Provenance and growth of Financial economics, the flux of international markets, and the operation of abettors therein (individuals as well as firms), are topics which are ultimately peruse differently by people. Over the past 20 years, so many debates have been on-going between ‘rationalists’ who assume that pecuniary abettor behave rationally, against ‘behaviourists’, who consider that they behave in systematically irrational ways (MC Guckian,2013). There is a certainly plethora of alternative opinions, advocating psychologically realistic stance in economics and at present we are in a conversion phase between two paradigms (Stiglitz, 2010). Theories developed by researchers in classical finance tend to accept that investors only evaluate risk and expected returns when making investment decisions. Indeed, staple approaches in financial economics base certain assumptions about abettors’ psychology, and typically this has been considered as a great brawniness.

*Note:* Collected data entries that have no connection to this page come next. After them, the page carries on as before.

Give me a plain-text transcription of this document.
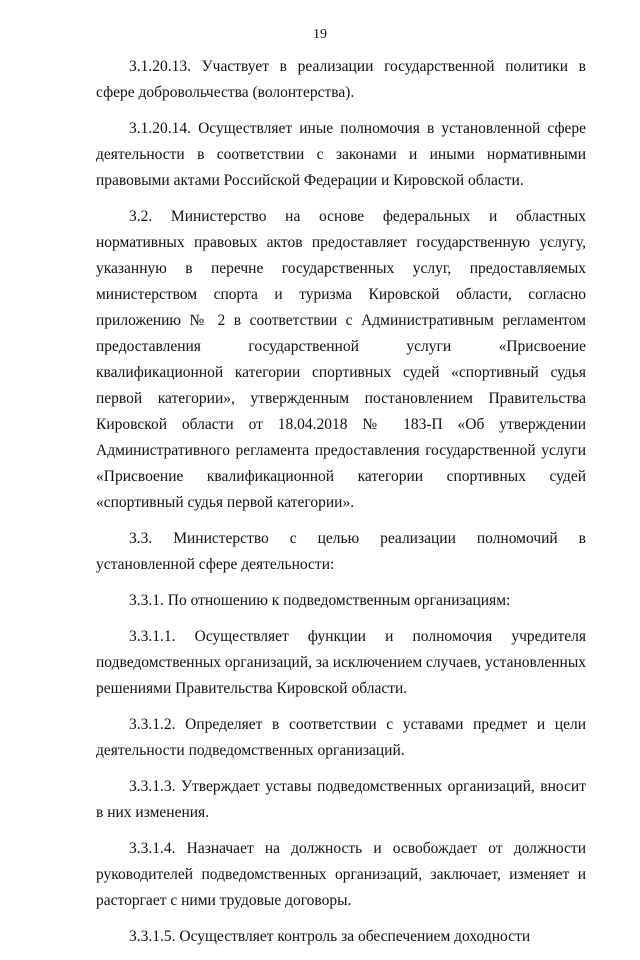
19

3.1.20.13. Участвует в реализации государственной политики в сфере добровольчества (волонтерства).

3.1.20.14. Осуществляет иные полномочия в установленной сфере деятельности в соответствии с законами и иными нормативными правовыми актами Российской Федерации и Кировской области.

3.2. Министерство на основе федеральных и областных нормативных правовых актов предоставляет государственную услугу, указанную в перечне государственных услуг, предоставляемых министерством спорта и туризма Кировской области, согласно приложению № 2 в соответствии с Административным регламентом предоставления государственной услуги «Присвоение квалификационной категории спортивных судей «спортивный судья первой категории», утвержденным постановлением Правительства Кировской области от 18.04.2018 № 183-П «Об утверждении Административного регламента предоставления государственной услуги «Присвоение квалификационной категории спортивных судей «спортивный судья первой категории».

3.3. Министерство с целью реализации полномочий в установленной сфере деятельности:

3.3.1. По отношению к подведомственным организациям:

3.3.1.1. Осуществляет функции и полномочия учредителя подведомственных организаций, за исключением случаев, установленных решениями Правительства Кировской области.

3.3.1.2. Определяет в соответствии с уставами предмет и цели деятельности подведомственных организаций.

3.3.1.3. Утверждает уставы подведомственных организаций, вносит в них изменения.

3.3.1.4. Назначает на должность и освобождает от должности руководителей подведомственных организаций, заключает, изменяет и расторгает с ними трудовые договоры.

3.3.1.5. Осуществляет контроль за обеспечением доходности
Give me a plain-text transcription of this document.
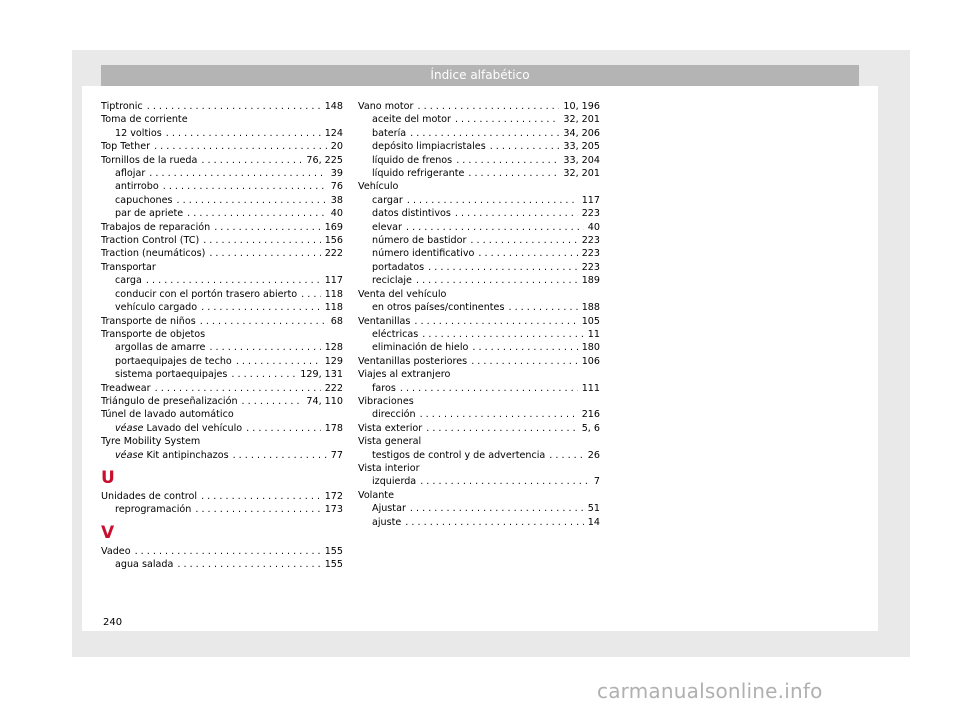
Índice alfabético
Tiptronic . . .	148
Toma de corriente
12 voltios . . .	124
Top Tether . . .	20
Tornillos de la rueda . . .	76, 225
aflojar . . .	39
antirrobo . . .	76
capuchones . . .	38
par de apriete . . .	40
Trabajos de reparación . . .	169
Traction Control (TC) . . .	156
Traction (neumáticos) . . .	222
Transportar
carga . . .	117
conducir con el portón trasero abierto . . .	118
vehículo cargado . . .	118
Transporte de niños . . .	68
Transporte de objetos
argollas de amarre . . .	128
portaequipajes de techo . . .	129
sistema portaequipajes . . .	129, 131
Treadwear . . .	222
Triángulo de preseñalización . . .	74, 110
Túnel de lavado automático
véase Lavado del vehículo . . .	178
Tyre Mobility System
véase Kit antipinchazos . . .	77
U
Unidades de control . . .	172
reprogramación . . .	173
V
Vadeo . . .	155
agua salada . . .	155
Vano motor . . .	10, 196
aceite del motor . . .	32, 201
batería . . .	34, 206
depósito limpiacristales . . .	33, 205
líquido de frenos . . .	33, 204
líquido refrigerante . . .	32, 201
Vehículo
cargar . . .	117
datos distintivos . . .	223
elevar . . .	40
número de bastidor . . .	223
número identificativo . . .	223
portadatos . . .	223
reciclaje . . .	189
Venta del vehículo
en otros países/continentes . . .	188
Ventanillas . . .	105
eléctricas . . .	11
eliminación de hielo . . .	180
Ventanillas posteriores . . .	106
Viajes al extranjero
faros . . .	111
Vibraciones
dirección . . .	216
Vista exterior . . .	5, 6
Vista general
testigos de control y de advertencia . . .	26
Vista interior
izquierda . . .	7
Volante
Ajustar . . .	51
ajuste . . .	14
240
carmanualsonline.info
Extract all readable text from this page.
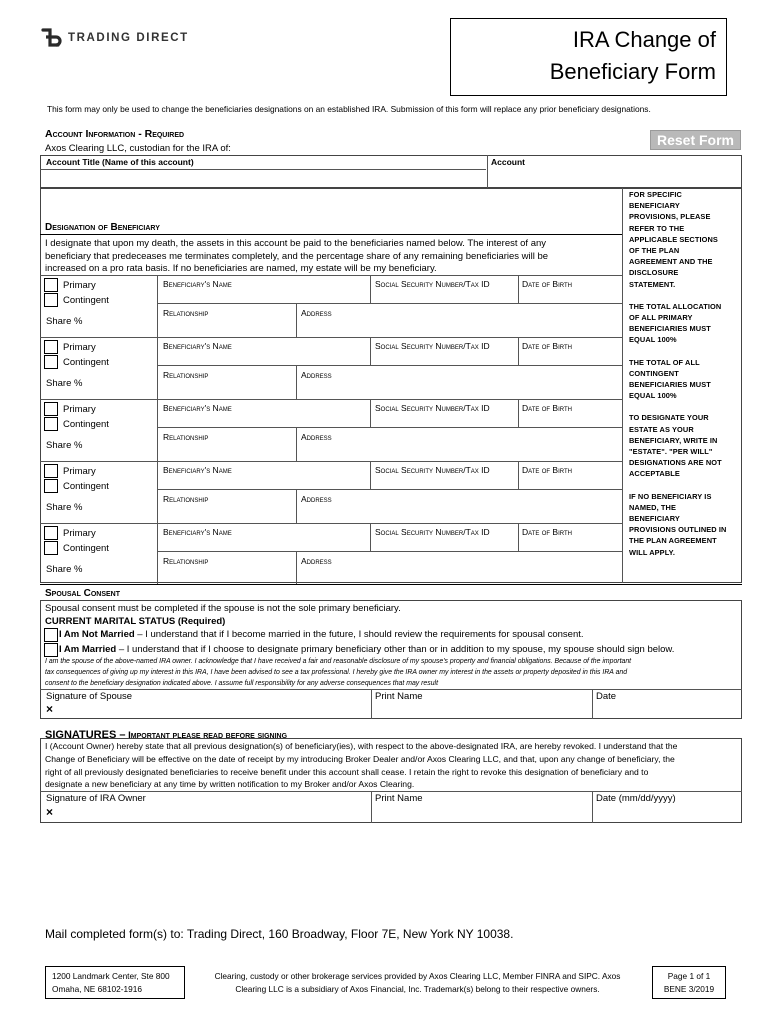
TRADING DIRECT	IRA Change of
Beneficiary Form
This form may only be used to change the beneficiaries designations on an established IRA. Submission of this form will replace any prior beneficiary designations.
Account Information - Required
Axos Clearing LLC, custodian for the IRA of:
Reset Form
Account Title (Name of this account)	Account
Designation of Beneficiary
I designate that upon my death, the assets in this account be paid to the beneficiaries named below. The interest of any
beneficiary that predeceases me terminates completely, and the percentage share of any remaining beneficiaries will be
increased on a pro rata basis. If no beneficiaries are named, my estate will be my beneficiary.
Primary
Contingent
Share %
Beneficiary's Name	Social Security Number/Tax ID	Date of Birth
Relationship	Address
Primary
Contingent
Share %
Beneficiary's Name	Social Security Number/Tax ID	Date of Birth
Relationship	Address
Primary
Contingent
Share %
Beneficiary's Name	Social Security Number/Tax ID	Date of Birth
Relationship	Address
Primary
Contingent
Share %
Beneficiary's Name	Social Security Number/Tax ID	Date of Birth
Relationship	Address
Primary
Contingent
Share %
Beneficiary's Name	Social Security Number/Tax ID	Date of Birth
Relationship	Address
FOR SPECIFIC
BENEFICIARY
PROVISIONS, PLEASE
REFER TO THE
APPLICABLE SECTIONS
OF THE PLAN
AGREEMENT AND THE
DISCLOSURE
STATEMENT.
THE TOTAL ALLOCATION
OF ALL PRIMARY
BENEFICIARIES MUST
EQUAL 100%
THE TOTAL OF ALL
CONTINGENT
BENEFICIARIES MUST
EQUAL 100%
TO DESIGNATE YOUR
ESTATE AS YOUR
BENEFICIARY, WRITE IN
"ESTATE". "PER WILL"
DESIGNATIONS ARE NOT
ACCEPTABLE
IF NO BENEFICIARY IS
NAMED, THE
BENEFICIARY
PROVISIONS OUTLINED IN
THE PLAN AGREEMENT
WILL APPLY.
Spousal Consent
Spousal consent must be completed if the spouse is not the sole primary beneficiary.
CURRENT MARITAL STATUS (Required)
I Am Not Married – I understand that if I become married in the future, I should review the requirements for spousal consent.
I Am Married – I understand that if I choose to designate primary beneficiary other than or in addition to my spouse, my spouse should sign below.
I am the spouse of the above-named IRA owner. I acknowledge that I have received a fair and reasonable disclosure of my spouse's property and financial obligations. Because of the important
tax consequences of giving up my interest in this IRA, I have been advised to see a tax professional. I hereby give the IRA owner my interest in the assets or property deposited in this IRA and
consent to the beneficiary designation indicated above. I assume full responsibility for any adverse consequences that may result
Signature of Spouse
×
Print Name	Date
SIGNATURES – Important please read before signing
I (Account Owner) hereby state that all previous designation(s) of beneficiary(ies), with respect to the above-designated IRA, are hereby revoked. I understand that the
Change of Beneficiary will be effective on the date of receipt by my introducing Broker Dealer and/or Axos Clearing LLC, and that, upon any change of beneficiary, the
right of all previously designated beneficiaries to receive benefit under this account shall cease. I retain the right to revoke this designation of beneficiary and to
designate a new beneficiary at any time by written notification to my Broker and/or Axos Clearing.
Signature of IRA Owner
×
Print Name	Date (mm/dd/yyyy)
Mail completed form(s) to: Trading Direct, 160 Broadway, Floor 7E, New York NY 10038.
1200 Landmark Center, Ste 800
Omaha, NE 68102-1916
Clearing, custody or other brokerage services provided by Axos Clearing LLC, Member FINRA and SIPC. Axos
Clearing LLC is a subsidiary of Axos Financial, Inc. Trademark(s) belong to their respective owners.
Page 1 of 1
BENE 3/2019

In the field of behavioral finance, the role of human oversight in modeling markets is of significant importance, and it is felt that contemporary finance has ignored the importance of emotions and emphasize the rationality of decision making on mathematical models. The psychologists consider the rational model to be an impractical canon for human understanding. Psychologists believe that the terminology of behavioral finance is that it is centrally the pertinence of psychology to study human psychology in finance or investing – itself is an inflated expression; finance is intrinsically behavioral in nature. A wider range of components and instinctive elements, which are important to the financial decision making process of domiciliary and the cumulative inclination of financial markets, are taken into account by these psychologists.

Behavioral finance is akin to the terminology of ‘wet water’ – it is inherently known that the water is wet. This has mostly manifest because it is thought by many that evaluating real world economic behavior without including the findings of psychology is like dealing with quantitative relationships without using readily available techniques of mathematics (Schwartz, 2007). Keynes wrote about the impact of psychology in economics more than forty years ago. Furthermore, Paul Slovic professor of psychology propagated a detailed study of the investment mechanism from a behavioral point of view in 1969. However, in late 1980s that BF began to get acknowledgement among professionals. At that moment, Professors Richard Thaler at the University of Chicago, Robert Shiller at Yale University, Werner de Bondt at the University of Illinois, and Meir Statman and HershShefrin at Santa Clara University, among others, began to propagate research pertinent to Behavioral Finance (Olsen, 1998). These scholars began to explore a host of pragmatic findings that were not persistent with the view that market returns were set in consonance with the Capital Asset Pricing Model and the Efficient Market Hypothesis. Supporters of Traditional Finance regarded these decree as aberrant, and thus called them anomalies. Behavioral Finance main benefaction was to allow a better perceptive of the anomalies present in investors’ behavior by coordinating psychology with finance and psychology. However, it was not prior to Professor Daniel Kahneman of Princeton University was awarded in the year 2002 with Nobel Prize in economic sciences that Behavioral Finance gained propulsion. Thereupon, it was not prior to researchers initiated to discover pragmatic results that were not persistent with the efficient market theory that Behavioral Finance became popular.